Ever-increasing data generation and transmission demands have been driving great advancements in wireline communications from both electrical and optical approaches for short- and long-distance scenarios, respectively. In the meter range scenario, both electrical and optical approaches face great challenges. That is, the lossy and bandwidth limited channels are the bottlenecks of electrical interconnect. For optical interconnect, the features, such as the required complex fabrication and the high environment sensitivity, increase the power and cost budgets significantly, making it uneconomical for short-distance communications. To mitigate these issues, low-loss dielectric channel-based interconnects have been investigated and demonstrated. However, all the design reported are all for point-to-point configurations, not suitable for multi-drop distributed architectures.
Besides CMOS transmitters and receivers, advanced spatial multiplexing schemes are fully investigated and architectures of wireline communication system at sub-THz/THz are selected according to the application scenarios. This dissertation also investigates the most used passive and active, on-chip and off-chip components, circuit modeling, layout optimization, and design strategies, such as neutralization and power maximization methods.
Two sub-THz interconnect systems, FDM based dual-band sub-THz interconnect and MDM multi-drop sub-THz interconnect, are proposed and demonstrated.
A low-loss and wideband Si DWG coupled with a pair of diplexers is employed to support two highly isolated and low loss sub-channels simultaneously. The proposed sub-THz interconnect achieves the energy efficiency of 1.58 pJ/b with the aggregate data rate of 22.6 Gb/s and BER better than 1e-12. It demonstrates the record bandwidth density of 150.7 Gb/s/mm2. Channelization provides a venue to boost the interconnect key metric of bandwidth density by taking full advantages of the abundant THz spectrum resource.
The theory of DWG mode coupler is derived and explained, and it can guide the multi-mode multi-drop waveguide design and provide optimization strategies effectively.
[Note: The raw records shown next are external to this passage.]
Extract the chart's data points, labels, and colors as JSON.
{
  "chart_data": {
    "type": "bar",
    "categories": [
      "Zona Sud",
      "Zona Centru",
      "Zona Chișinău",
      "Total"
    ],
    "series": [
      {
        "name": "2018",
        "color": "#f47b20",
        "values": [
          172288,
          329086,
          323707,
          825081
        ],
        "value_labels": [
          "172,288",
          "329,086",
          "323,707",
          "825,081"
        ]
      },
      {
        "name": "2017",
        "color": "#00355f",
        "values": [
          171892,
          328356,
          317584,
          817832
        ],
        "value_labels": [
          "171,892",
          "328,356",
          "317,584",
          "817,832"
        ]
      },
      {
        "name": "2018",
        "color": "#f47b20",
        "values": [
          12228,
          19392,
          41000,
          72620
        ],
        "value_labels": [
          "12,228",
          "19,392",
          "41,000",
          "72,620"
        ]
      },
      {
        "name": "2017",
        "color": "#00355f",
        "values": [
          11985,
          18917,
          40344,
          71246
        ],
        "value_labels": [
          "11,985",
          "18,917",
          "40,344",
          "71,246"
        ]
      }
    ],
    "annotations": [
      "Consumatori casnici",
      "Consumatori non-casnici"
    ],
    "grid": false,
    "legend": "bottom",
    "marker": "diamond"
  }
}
Then a multi-drop sub-THz interconnect system is demonstrated, enabling three simultaneous logical channels for E11^y, E21^y and E31^y mode and supporting data rates of 24 Gb/s, 22 Gb/s and 19 Gb/s, respectively, with the BER better than 1e-12. The demonstrated aggregate data rate of the three channels is 65 Gb/s with the energy efficiency of 1.6 pJ/b.
To the authors’ knowledge, This is the first time to demonstrate multi-mode multi-drop DWG based interconnect. One note to make is that although the demonstration channel length is 5.2 cm, this is due to the size constraint of the wafer used to fabricate the channel. This interconnect system can be readily extended to the meter range due to the channel ultra-low loss feature. Furthermore, it can also scale to more modes to support more logic channels per physical link and can be extended to multi-dimension, two-/three- dimension, interconnect systems. Besides, with more advanced semiconductor technologies for active circuits, the data rate per channel will be further increased. Therefore, we believe that demonstrated multi-mode multi-drop sub-THz interconnect systems open a new path with high potentials to complement the existing electrical and optical interconnect to address the challenging meter range wireline communication scenarios.